The Co-op Bank has no plans to offer paperless mortgages. Barclays was unable to comment on their plans.

Martin Stewart, director at London Money, suggested the introduction of paperless mortgages should not necessarily be a priority for lenders.

He said: “The client will think ‘oh great, no paper – but have they agreed the mortgage or not?’

"The client is borrowing money because they are emotionally attached to the idea of buying a house and all the warmth and positvity the feeling of home ownership brings.

"If I said to them that they would have to fill out a 50-page paper application to improve their chances, they would do it – they might not like it – but they would do it.

“We tend not to document such things as paperless transaction as a reason for recommending a lender. No, we focus on whether we can get the money and at what competitive price. Anecdotally, we find that most clients don’t read a word of what we send them, so it matters not how the information is conveyed.
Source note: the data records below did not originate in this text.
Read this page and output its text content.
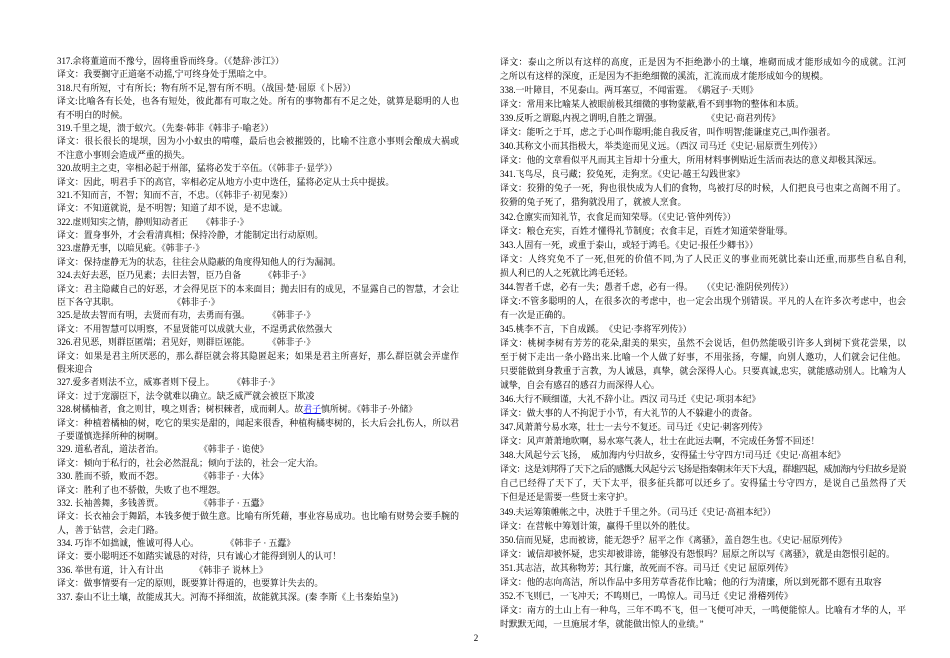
317.余将董道而不豫兮，固将重昏而终身。（《楚辞·涉江》）
译文：我要搁守正道毫不动摇,宁可终身处于黑暗之中。
318.尺有所短，寸有所长；物有所不足,智有所不明。（战国·楚·屈原《卜居》）
译文:比喻各有长处，也各有短处，彼此都有可取之处。所有的事物都有不足之处，就算是聪明的人也
有不明白的时候。
319.千里之堤，溃于蚁穴。（先秦·韩非《韩非子·喻老》）
译文：很长很长的堤坝，因为小小蚁虫的啃噬，最后也会被摧毁的，比喻不注意小事则会酿成大祸或
不注意小事则会造成严重的损失。
320.故明主之吏，宰相必起于州部，猛将必发于卒伍。（《韩非子·显学》）
译文：因此，明君手下的高官，宰相必定从地方小吏中选任，猛将必定从士兵中提拔。
321.不知而言，不智；知而不言，不忠。（《韩非子·初见秦》）
译文：不知道就说，是不明智；知道了却不说，是不忠诚。
322.虚则知实之情，静则知动者正　　《韩非子·》
译文：置身事外，才会看清真相；保持冷静，才能制定出行动原则。
323.虚静无事，以暗见疵。《韩非子·》
译文：保持虚静无为的状态，往往会从隐蔽的角度得知他人的行为漏洞。
324.去好去恶，臣乃见素；去旧去智，臣乃自备　　　《韩非子·》
译文：君主隐藏自己的好恶，才会得见臣下的本来面目；抛去旧有的成见，不显露自己的智慧，才会让
臣下各守其职。　　　　　　　《韩非子·》
325.是故去智而有明，去贤而有功，去勇而有强。　　　《韩非子·》
译文：不用智慧可以明察，不显贤能可以成就大业，不逞勇武依然强大
326.君见恶，则群臣匿端；君见好，则群臣诬能。　　　《韩非子·》
译文：如果是君主所厌恶的，那么群臣就会将其隐匿起来；如果是君主所喜好，那么群臣就会弄虚作
假来迎合
327.爱多者则法不立，威寡者则下侵上。　　　《韩非子·》
译文：过于宠溺臣下，法令就难以确立。缺乏威严就会被臣下欺凌
328.树橘柚者，食之则甘，嗅之则香；树枳棘者，成而刺人。故君子慎所树。《韩非子·外储》
译文：种植着橘柚的树，吃它的果实是甜的，闻起来很香，种植枸橘枣树的，长大后会扎伤人，所以君
子要谨慎选择所种的树啊。
329. 道私者乱，道法者治。　　　　　《韩非子 · 诡使》
译文：倾向于私行的，社会必然混乱；倾向于法的，社会一定大治。
330. 胜而不骄，败而不怨。　　　　　《韩非子 · 大体》
译文：胜利了也不骄傲，失败了也不埋怨。
332. 长袖善舞，多钱善贾。　　　　　《韩非子 · 五蠹》
译文：长衣袖会于舞蹈，本钱多便于做生意。比喻有所凭藉，事业容易成功。也比喻有财势会要手腕的
人，善于钻营，会走门路。
334. 巧诈不如拙诚，惟诚可得人心。　　　　《韩非子 · 五蠹》
译文：要小聪明还不如踏实诚恳的对待，只有诚心才能得到别人的认可！
336. 举世有道，计入有计出　　　　《韩非子 说林上》
译文：做事情要有一定的原则，既要算计得道的，也要算计失去的。
337. 泰山不让土壤，故能成其大。河海不择细流，故能就其深。(秦 李斯《上书秦始皇》)
译文：泰山之所以有这样的高度，正是因为不拒绝渺小的土壤，堆砌而成才能形成如今的成就。江河
之所以有这样的深度，正是因为不拒绝细微的溪流，汇流而成才能形成如今的规模。
338.一叶障目，不见泰山。两耳塞豆，不闻雷霆。　《鹖冠子·天则》
译文：常用来比喻某人被眼前极其细微的事物蒙蔽,看不到事物的整体和本质。
339.反听之谓聪,内视之谓明,自胜之谓强。　　　　　　《史记·商君列传》
译文：能听之于耳，虑之于心叫作聪明;能自我反省，叫作明智;能谦虚克己,叫作强者。
340.其称文小而其指极大，举类迩而见义远。（西汉 司马迁《史记·屈原贾生列传》）
译文：他的文章看似平凡而其主旨却十分重大，所用材料事例贴近生活而表达的意义却极其深远。
341.飞鸟尽，良弓藏；狡兔死，走狗烹。《史记·越王勾践世家》
译文：狡猾的兔子一死，狗也很快成为人们的食物，鸟被打尽的时候，人们把良弓也束之高阁不用了。
狡猾的兔子死了，猎狗就没用了，就被人烹食。
342.仓廪实而知礼节，衣食足而知荣辱。（《史记·管仲列传》）
译文：粮仓充实，百姓才懂得礼节制度；衣食丰足，百姓才知道荣誉耻辱。
343.人固有一死，或重于泰山，或轻于鸿毛。《史记·报任少卿书》）
译文：人终究免不了一死,但死的价值不同,为了人民正义的事业而死就比泰山还重,而那些自私自利,
损人利已的人之死就比鸿毛还轻。
344.智者千虑，必有一失；愚者千虑，必有一得。　　（《史记·淮阴侯列传》）
译文:不管多聪明的人，在很多次的考虑中，也一定会出现个别错误。平凡的人在许多次考虑中，也会
有一次是正确的。
345.桃李不言，下自成蹊。　《史记·李将军列传》）
译文：桃树李树有芳芳的花朵,甜美的果实，虽然不会说话，但仍然能吸引许多人到树下赏花尝果，以
至于树下走出一条小路出来.比喻一个人做了好事，不用张扬，夸耀，向别人邀功，人们就会记住他。
只要能做到身教重于言教，为人诚恳，真挚，就会深得人心。只要真诚,忠实，就能感动别人。比喻为人
诚挚，自会有感召的感召力而深得人心。
346.大行不顾细谨，大礼不辞小让。西汉 司马迁《史记·项羽本纪》
译文：做大事的人不拘泥于小节，有大礼节的人不躲避小的责备。
347.风萧萧兮易水寒，壮士一去兮不复还。司马迁《史记·刺客列传》
译文：风声萧萧地吹啊，易水寒气袭人，壮士在此远去啊，不完成任务誓不回还！
348.大风起兮云飞扬，　威加海内兮归故乡，安得猛士兮守四方!司马迁《史记·高祖本纪》
译文：这是刘邦得了天下之后的感慨.大风起兮云飞扬是指秦朝末年天下大乱，群雄四起，威加海内兮归故乡是说
自己已经得了天下了，天下太平，很多征兵都可以还乡了。安得猛士兮守四方，是说自己虽然得了天
下但是还是需要一些贤士来守护。
349.夫运筹策帷帐之中，决胜于千里之外。（司马迁《史记·高祖本纪》）
译文：在营帐中筹划计策，赢得千里以外的胜仗。
350.信而见疑，忠而被谤，能无怨乎？屈平之作《离骚》，盖自怨生也。《史记·屈原列传》
译文：诚信却被怀疑，忠实却被诽谤，能够没有怨恨吗？屈原之所以写《离骚》，就是由怨恨引起的。
351.其志洁，故其称物芳；其行廉，故死而不容。司马迁《史记 屈原列传》
译文：他的志向高洁，所以作品中多用芳草香花作比喻；他的行为清廉，所以到死都不愿有丑取容
352.不飞则已，一飞冲天；不鸣则已，一鸣惊人。司马迁《史记 滑稽列传》
译文：南方的土山上有一种鸟，三年不鸣不飞，但一飞便可冲天，一鸣便能惊人。比喻有才华的人，平
时默默无闻，一旦施展才华，就能做出惊人的业绩。”
2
“I’d prefer lenders to focus their resource on the things that matter right now – innovative lending solutions – rather than patting themselves on the back for reducing their postage costs.”

Oliver Marley, mortgage adviser and head of research at London-based Independent James, said: “NatWest would find they would be much busier as a result and then therefore not be as quick in reality – this is always an effect of having a great offering. 

“My thoughts on this are that it will have little effect on NatWest’s pipeline – customers and advisers are well prepared for applications, especially remortgages, and are submitting application up to six months in advance to ensure everything is in place to make a seamless transition from one lender to another. 

“The rush is no longer there to be honest - we’re all planning a little bit better to ensure we’re getting the best value.”